Jill Gaither’s daughter came home sobbing because of an accident only a girl could experience.
Her period started unexpectedly at school and leaked through her pants.
Her mother had given her supplies to deal with such situations. Why didn’t she take what she needed out of her locker?
“Then I have to pull it out in front of everyone,” her daughter said. “There are boys standing by my locker.”
“Oh yeah, that’s seventh grade,” Gaither thought. She asked why her daughter didn’t go to the nurse. It’s embarrassing to go the school nurse and admit something like this, her daughter explained. Duh.
Gaither wondered why the school, in Ladue, didn’t have tampons and pads available for girls in the bathroom. She told her daughter that she was going to look into it.
“She, of course, is mortified because she might be associated with periods, but I was undeterred,” Gaither said. She put together a wish list of supplies that could be purchased for the bathrooms. Then, she emailed her friends who also had middle-school-aged daughters and asked them to purchase what they could from the list. When she had collected enough items, she approached Ladue Middle School.
There was some initial pushback. The school already provides supplies at no cost at the nurse’s office. There are also coin-operated machines in the bathrooms to purchase hygiene products.
Gaither responded that no kid carries quarters on them anymore, and the supplies the machine dispenses are unfamiliar and uncomfortable for teen girls. Also, boys don’t have to trek to the nurse’s office to ask for toilet paper after they use the bathroom. Why make it burdensome for a girl to deal with her bodily functions?
At first, the school put a sign in the bathroom saying there were teen-oriented products available in the nurse’s office. After a few months, they eventually put the tampons and pads in baskets in the bathrooms, like Gaither originally wanted.
“They were worried it would be a disaster with maxi pads stuck on lockers,” Gaither said. Another concern was that students might just take free supplies home instead of using them at school, to which Gaither responded: If they need them that badly, then please, let them take them home.
None of the concerns materialized. Many girls have used the free products available in the bathroom. Gaither attended a parent association meeting and asked if they would be willing to fund the project. They agreed to budget $100 a month to stock the four bathrooms at the middle school.
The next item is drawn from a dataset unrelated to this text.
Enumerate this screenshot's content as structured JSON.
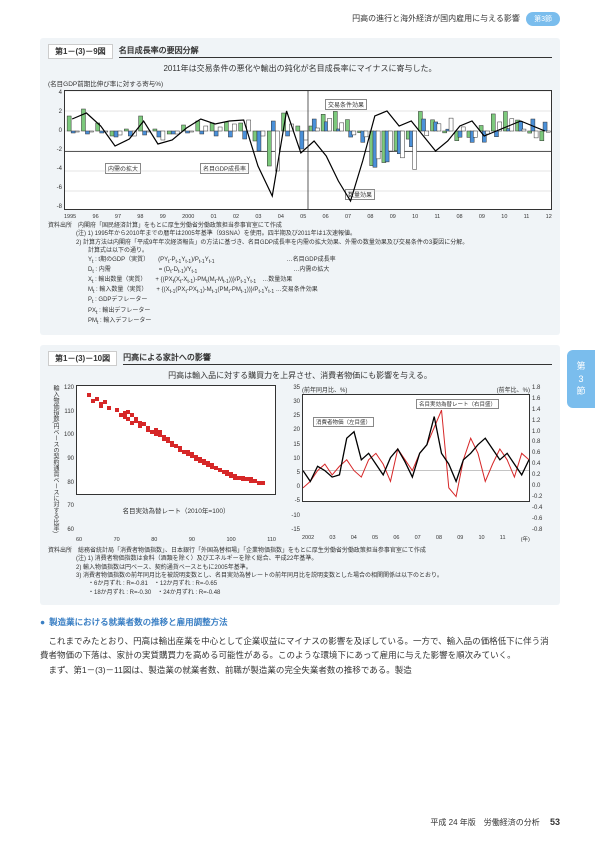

Much of the attention in the media recently has focused on the negative consequences of “period poverty,” where girls don’t have access to, or can’t afford, sanitary supplies. In some parts of the world, girls drop out of school when they begin to menstruate due to the lack of supplies. The documentary short film “Period. End of Sentence” told the story of bringing a machine that makes sanitary pads to a small village in India and how it changed the lives of the women there. A group of girls at a North Hollywood school raised funds to buy the machine and paid for the film production.
“Ladue is a pretty affluent area,” Gaithers said, and increasing access and availability to products even there helped many girls. She heard about girls who don't have anyone to talk to or to help them once they get their period. Her goal is to “normalize this normal thing and not make it this shameful thing,” and to spread the idea to other schools.
She has a meeting later this month with a teacher who reached out to her because a Ladue student wants to spearhead the same effort at underserved schools in the area. Other cities and states have already taken up the issue of free menstrual supplies in schools as one of basic equality and dignity. It’s disruptive and stigmatizing to send girls to the nurse to access basic hygiene supplies. It’s embarrassing to deal with stains from accidents. And it’s unconscionable that schools would force impoverished families to choose between buying a child’s food or buying period supplies every month.
Using a tampon is just as much a “luxury” as using the bathroom soap to wash your hands.